By Philip Boroff and Ryan J. Donmoyer
Sept. 24 (Bloomberg) -- The Starr Foundation had a vision of spending millions of dollars trying to spruce up New York City public school gym classes and improve math and science education.
With the past year's 93 percent plunge in American International Group Inc. shares -- what Starr calls its ``currency'' -- those proposals are on hold.
The 16th-largest U.S. foundation has been forced to reduce outlays and defer or cancel new initiatives.
Yet if not for well-timed trades by the New York foundation, which is run by AIG insiders including former Chairman and Chief Executive Officer Maurice ``Hank'' Greenberg, cutbacks would be worse.
The foundation sold about 30 million shares of AIG between January 2006 and May 2008, or about two-thirds of its holdings.
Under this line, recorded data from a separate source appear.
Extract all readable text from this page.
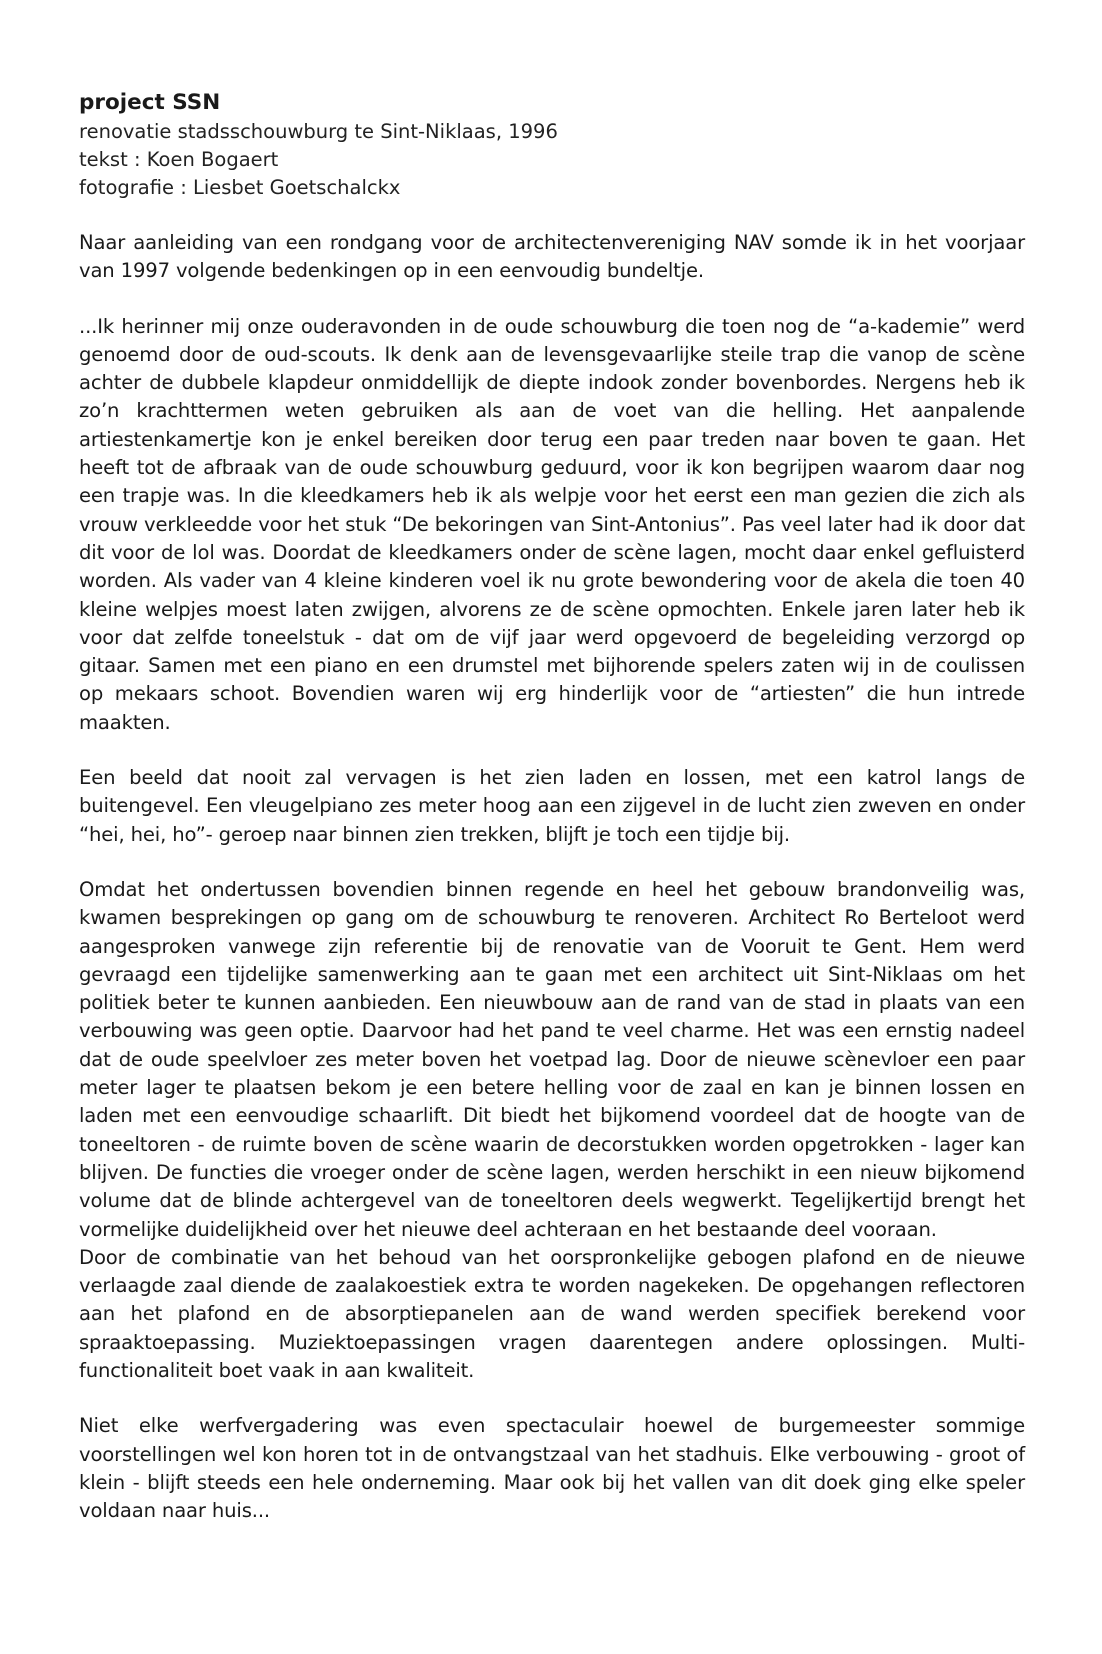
project SSN

renovatie stadsschouwburg te Sint-Niklaas, 1996

tekst : Koen Bogaert

fotografie : Liesbet Goetschalckx

Naar aanleiding van een rondgang voor de architectenvereniging NAV somde ik in het voorjaar van 1997 volgende bedenkingen op in een eenvoudig bundeltje.

...Ik herinner mij onze ouderavonden in de oude schouwburg die toen nog de “a-kademie” werd genoemd door de oud-scouts. Ik denk aan de levensgevaarlijke steile trap die vanop de scène achter de dubbele klapdeur onmiddellijk de diepte indook zonder bovenbordes. Nergens heb ik zo’n krachttermen weten gebruiken als aan de voet van die helling. Het aanpalende artiestenkamertje kon je enkel bereiken door terug een paar treden naar boven te gaan. Het heeft tot de afbraak van de oude schouwburg geduurd, voor ik kon begrijpen waarom daar nog een trapje was. In die kleedkamers heb ik als welpje voor het eerst een man gezien die zich als vrouw verkleedde voor het stuk “De bekoringen van Sint-Antonius”. Pas veel later had ik door dat dit voor de lol was. Doordat de kleedkamers onder de scène lagen, mocht daar enkel gefluisterd worden. Als vader van 4 kleine kinderen voel ik nu grote bewondering voor de akela die toen 40 kleine welpjes moest laten zwijgen, alvorens ze de scène opmochten. Enkele jaren later heb ik voor dat zelfde toneelstuk - dat om de vijf jaar werd opgevoerd de begeleiding verzorgd op gitaar. Samen met een piano en een drumstel met bijhorende spelers zaten wij in de coulissen op mekaars schoot. Bovendien waren wij erg hinderlijk voor de “artiesten” die hun intrede maakten.

Een beeld dat nooit zal vervagen is het zien laden en lossen, met een katrol langs de buitengevel. Een vleugelpiano zes meter hoog aan een zijgevel in de lucht zien zweven en onder “hei, hei, ho”- geroep naar binnen zien trekken, blijft je toch een tijdje bij.

Omdat het ondertussen bovendien binnen regende en heel het gebouw brandonveilig was, kwamen besprekingen op gang om de schouwburg te renoveren. Architect Ro Berteloot werd aangesproken vanwege zijn referentie bij de renovatie van de Vooruit te Gent. Hem werd gevraagd een tijdelijke samenwerking aan te gaan met een architect uit Sint-Niklaas om het politiek beter te kunnen aanbieden. Een nieuwbouw aan de rand van de stad in plaats van een verbouwing was geen optie. Daarvoor had het pand te veel charme. Het was een ernstig nadeel dat de oude speelvloer zes meter boven het voetpad lag. Door de nieuwe scènevloer een paar meter lager te plaatsen bekom je een betere helling voor de zaal en kan je binnen lossen en laden met een eenvoudige schaarlift. Dit biedt het bijkomend voordeel dat de hoogte van de toneeltoren - de ruimte boven de scène waarin de decorstukken worden opgetrokken - lager kan blijven. De functies die vroeger onder de scène lagen, werden herschikt in een nieuw bijkomend volume dat de blinde achtergevel van de toneeltoren deels wegwerkt. Tegelijkertijd brengt het vormelijke duidelijkheid over het nieuwe deel achteraan en het bestaande deel vooraan.

Door de combinatie van het behoud van het oorspronkelijke gebogen plafond en de nieuwe verlaagde zaal diende de zaalakoestiek extra te worden nagekeken. De opgehangen reflectoren aan het plafond en de absorptiepanelen aan de wand werden specifiek berekend voor spraaktoepassing. Muziektoepassingen vragen daarentegen andere oplossingen. Multi-functionaliteit boet vaak in aan kwaliteit.

Niet elke werfvergadering was even spectaculair hoewel de burgemeester sommige voorstellingen wel kon horen tot in de ontvangstzaal van het stadhuis. Elke verbouwing - groot of klein - blijft steeds een hele onderneming. Maar ook bij het vallen van dit doek ging elke speler voldaan naar huis...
The stock sales, disclosed in regulatory filings and on the foundation's tax forms, locked in gains when AIG traded between about $40 and $73 a share, months before some investors realized how badly the insurer would be hit by the credit crunch.
AIG shares yesterday rose 28 cents to $5, after the federal government took control as a condition of providing an $85 billion bridge loan to keep the company operating.
``It was a board decision to diversify,'' said Florence Davis, who was vice president and general counsel of AIG for four years before becoming foundation president in 1999. ``It became clear that it wasn't the company it once was.''
Nonetheless, ``You will see smaller grants from us,'' said Davis, 53. ``We have to rethink some of our initiatives. This will postpone them if it doesn't derail them entirely.''
$209 Million in Grants
Last week, nonprofit leaders fretted about the future of the Lehman Brothers Foundation, which distributed $12.2 million in 2006. The New York-based Starr Foundation gave away 17 times as much that year, $209 million.
Created in 1955 by Cornelius Vander Starr, founder of a forerunner company of AIG, Starr is the 16th-largest foundation in the U.S., based on its assets of $3.3 billion at the end of 2006.
The foundation focuses on education, health care and social services, and about half of its money is donated locally. Recipients range from elite universities such as Juilliard School and Johns Hopkins University to Literacy Inc., to fund a teen tutor reading program, and Partnership for After School Education, which coordinates agencies that run after-school programs. Both are based in New York.
Each year, Starr also hands out millions of dollars in scholarships to U.S. and foreign high-school and college students.
Hold Forever
C.V. Starr required in his will that the charity hold onto its AIG shares, which totaled 39.1 million worth about $2.8 billion at year-end 2006, as long as possible. The balance was in stakes in other public companies and private equity and hedge funds, according to its tax return.
``Mr. Starr asked us not to sell the stock if we didn't have to,'' Davis said. Yet by the time the federal government took control of the company last week, as a condition for providing the bridge loan, ``we had substantially reduced our exposure. We've got broad exposure nationally and internationally.''
As of May 7, it held 15.5 million shares, according to a lawsuit that the foundation filed against AIG and its then-chief executive, Martin Sullivan. (The suit alleged that Sullivan misrepresented billions of dollars of losses in its portfolio of credit-default swaps, which are contracts to cover losses when banks and bondholders default on debts.)
Davis, who earned $537,718 in salary and benefits in 2006, declined to disclose the foundation's value today. AIG shares closed on May 7 at $45.09, down $58 from their peak of $103.68 on Dec. 8, 2000. That means the value of the 15.5 million shares fell by at least $900 million from their peak.
`Bearish' on Contributions
Davis said the foundation will fulfill every commitment, and ``we're hardly going out of business.'' Still, new proposals are on hold.
``This has been very painful and very sad,'' she said. ``I'm very bearish on contributions right now. The markets have been globally down. I don't think anyone has escaped.''
Davis said she generally didn't talk to the press until recently.
``It wasn't Mr. Starr's style,'' she said. ``Everyone on the board has the philosophy that the philanthropy should be quiet.''
Why the change?
``I was getting too many panicky phone calls,'' she said.